Background Outcomes of patients with cSLE over time and into adulthood are poorly understood. There has been no information about the longitudinal trajectory of organ damage in cSLE patients.
Objectives 1) To determine the longitudinal damage trajectory– as measured by the SLE damage index (SDI)– in patients with cSLE. 2) To identify both baseline and disease course (time-varying) predictors of damage trajectory.

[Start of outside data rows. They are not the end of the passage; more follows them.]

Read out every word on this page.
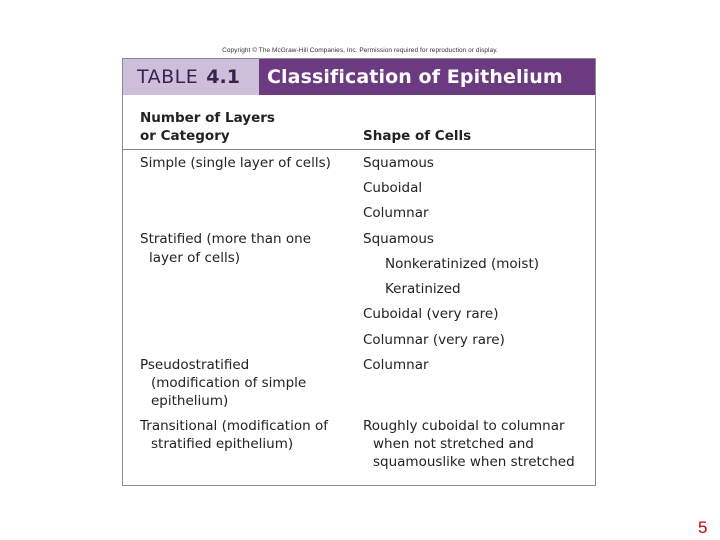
Copyright © The McGraw-Hill Companies, Inc. Permission required for reproduction or display.
TABLE 4.1 Classification of Epithelium
Number of Layers
or Category	Shape of Cells
Simple (single layer of cells) Squamous
Cuboidal
Columnar
Stratified (more than one
layer of cells)
Squamous
Nonkeratinized (moist)
Keratinized
Cuboidal (very rare)
Columnar (very rare)
Pseudostratified
(modification of simple
epithelium)
Columnar
Transitional (modification of
stratified epithelium)
Roughly cuboidal to columnar
when not stretched and
squamouslike when stretched
5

Methods Single centre, retrospective, inception cohort. We included 473 patients who were diagnosed and followed, from 1st January 1985 to 30th September 2011. To be included, patients had to be <18 years at diagnosis, have satisfied the ACR classification criteria for SLE, were treated for ≤3 months with steroids or an immunosuppressant for any other disease, and have had at least 3 visits. Longitudinal pediatric-age data was obtained from our research database while adult-age data was obtained from either a research database or patients' charts. Clinical information at every visit was collected: for SLE disease activity index 2000 (SLEDAI2K), the SDI, laboratory results, and medications. Longitudinal trajectory of damage fit best with a 2nd order fractional polynomial (0.5,1). Predictors were identified using a weighted generalized estimating equation (WGEE). Time-varying predictors: disease activity, individual items of SLEDAI2K, corticosteroid, immunosuppressant and antimalarial exposures, were lagged by 6, 12, 18 and 24 months in different models.

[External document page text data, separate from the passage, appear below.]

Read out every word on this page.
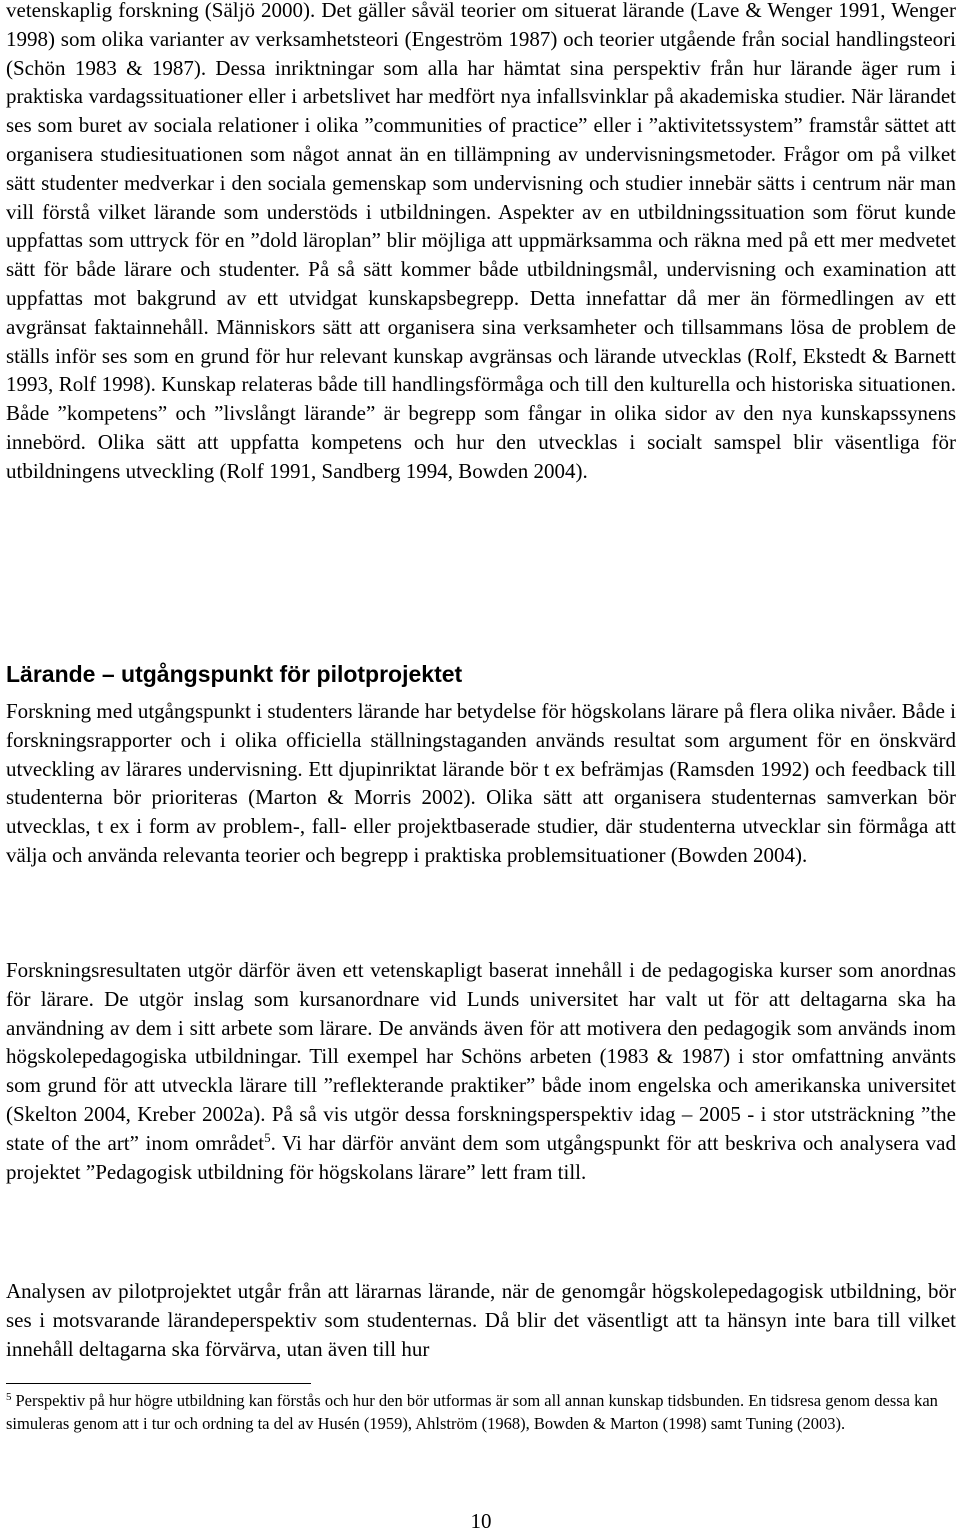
vetenskaplig forskning (Säljö 2000). Det gäller såväl teorier om situerat lärande (Lave & Wenger 1991, Wenger 1998) som olika varianter av verksamhetsteori (Engeström 1987) och teorier utgående från social handlingsteori (Schön 1983 & 1987). Dessa inriktningar som alla har hämtat sina perspektiv från hur lärande äger rum i praktiska vardagssituationer eller i arbetslivet har medfört nya infallsvinklar på akademiska studier. När lärandet ses som buret av sociala relationer i olika ”communities of practice” eller i ”aktivitetssystem” framstår sättet att organisera studiesituationen som något annat än en tillämpning av undervisningsmetoder. Frågor om på vilket sätt studenter medverkar i den sociala gemenskap som undervisning och studier innebär sätts i centrum när man vill förstå vilket lärande som understöds i utbildningen. Aspekter av en utbildningssituation som förut kunde uppfattas som uttryck för en ”dold läroplan” blir möjliga att uppmärksamma och räkna med på ett mer medvetet sätt för både lärare och studenter. På så sätt kommer både utbildningsmål, undervisning och examination att uppfattas mot bakgrund av ett utvidgat kunskapsbegrepp. Detta innefattar då mer än förmedlingen av ett avgränsat faktainnehåll. Människors sätt att organisera sina verksamheter och tillsammans lösa de problem de ställs inför ses som en grund för hur relevant kunskap avgränsas och lärande utvecklas (Rolf, Ekstedt & Barnett 1993, Rolf 1998). Kunskap relateras både till handlingsförmåga och till den kulturella och historiska situationen. Både ”kompetens” och ”livslångt lärande” är begrepp som fångar in olika sidor av den nya kunskapssynens innebörd. Olika sätt att uppfatta kompetens och hur den utvecklas i socialt samspel blir väsentliga för utbildningens utveckling (Rolf 1991, Sandberg 1994, Bowden 2004).

Lärande – utgångspunkt för pilotprojektet

Forskning med utgångspunkt i studenters lärande har betydelse för högskolans lärare på flera olika nivåer. Både i forskningsrapporter och i olika officiella ställningstaganden används resultat som argument för en önskvärd utveckling av lärares undervisning. Ett djupinriktat lärande bör t ex befrämjas (Ramsden 1992) och feedback till studenterna bör prioriteras (Marton & Morris 2002). Olika sätt att organisera studenternas samverkan bör utvecklas, t ex i form av problem-, fall- eller projektbaserade studier, där studenterna utvecklar sin förmåga att välja och använda relevanta teorier och begrepp i praktiska problemsituationer (Bowden 2004).

Forskningsresultaten utgör därför även ett vetenskapligt baserat innehåll i de pedagogiska kurser som anordnas för lärare. De utgör inslag som kursanordnare vid Lunds universitet har valt ut för att deltagarna ska ha användning av dem i sitt arbete som lärare. De används även för att motivera den pedagogik som används inom högskolepedagogiska utbildningar. Till exempel har Schöns arbeten (1983 & 1987) i stor omfattning använts som grund för att utveckla lärare till ”reflekterande praktiker” både inom engelska och amerikanska universitet (Skelton 2004, Kreber 2002a). På så vis utgör dessa forskningsperspektiv idag – 2005 - i stor utsträckning ”the state of the art” inom området$^5$. Vi har därför använt dem som utgångspunkt för att beskriva och analysera vad projektet ”Pedagogisk utbildning för högskolans lärare” lett fram till.

Analysen av pilotprojektet utgår från att lärarnas lärande, när de genomgår högskolepedagogisk utbildning, bör ses i motsvarande lärandeperspektiv som studenternas. Då blir det väsentligt att ta hänsyn inte bara till vilket innehåll deltagarna ska förvärva, utan även till hur

$^5$ Perspektiv på hur högre utbildning kan förstås och hur den bör utformas är som all annan kunskap tidsbunden. En tidsresa genom dessa kan simuleras genom att i tur och ordning ta del av Husén (1959), Ahlström (1968), Bowden & Marton (1998) samt Tuning (2003).

10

Results 67/473 (14%) patients were lost to follow-up. There were 14097 visits, totaling 3290 patient-years. The median follow-up duration was 5.5 years. The median age at diagnosis was 14.1 years and median age at last visit was19.5 years (range 6.0–41.9 years). 65% of patients were >18 years old at last follow-up. The predicted average population damage was 0.7 at 5 years, 1.3 at 10 years, 1.9 at 15 years, 2.3 at 20 years and 2.7 at 25 years. Cataract (14%) was the most common item of damage, followed by avascular necrosis (10%) and osteoporosis (5%). Only 2 patients had a myocardial infarction. Older age at diagnosis and earlier time-periods of diagnosis predicted higher initial damage but did not significantly affect the trajectory of damage over time. Life-threatening major organ manifestations predicted higher initial damage but the accrual of damage slowed down over time. By contrast, patients without major organ involvement steadily gained damage over time. Clinical features that predicted a subsequent increase in the damage trajectory were: acute confusion state (24 mos before), lupus headaches (6, 12 mos before) and fever (18 mos before). The higher the prednisone dose (12, 24 mos before) and the use of cyclophosphamide (6,18, 24 mos before) were also associated with an increased damage trajectory. Antimalarial exposure (6 mos before) was protective against an increase in damage trajectory.
Conclusions Patients with cSLE accrue damage steadily throughout their disease course into adulthood. We identified the baseline factors that predicted higher initial damage and influence damage trajectory. Over time, SLE clinical features and therapeutic exposures during the course of disease, predicted a change in damage trajectory.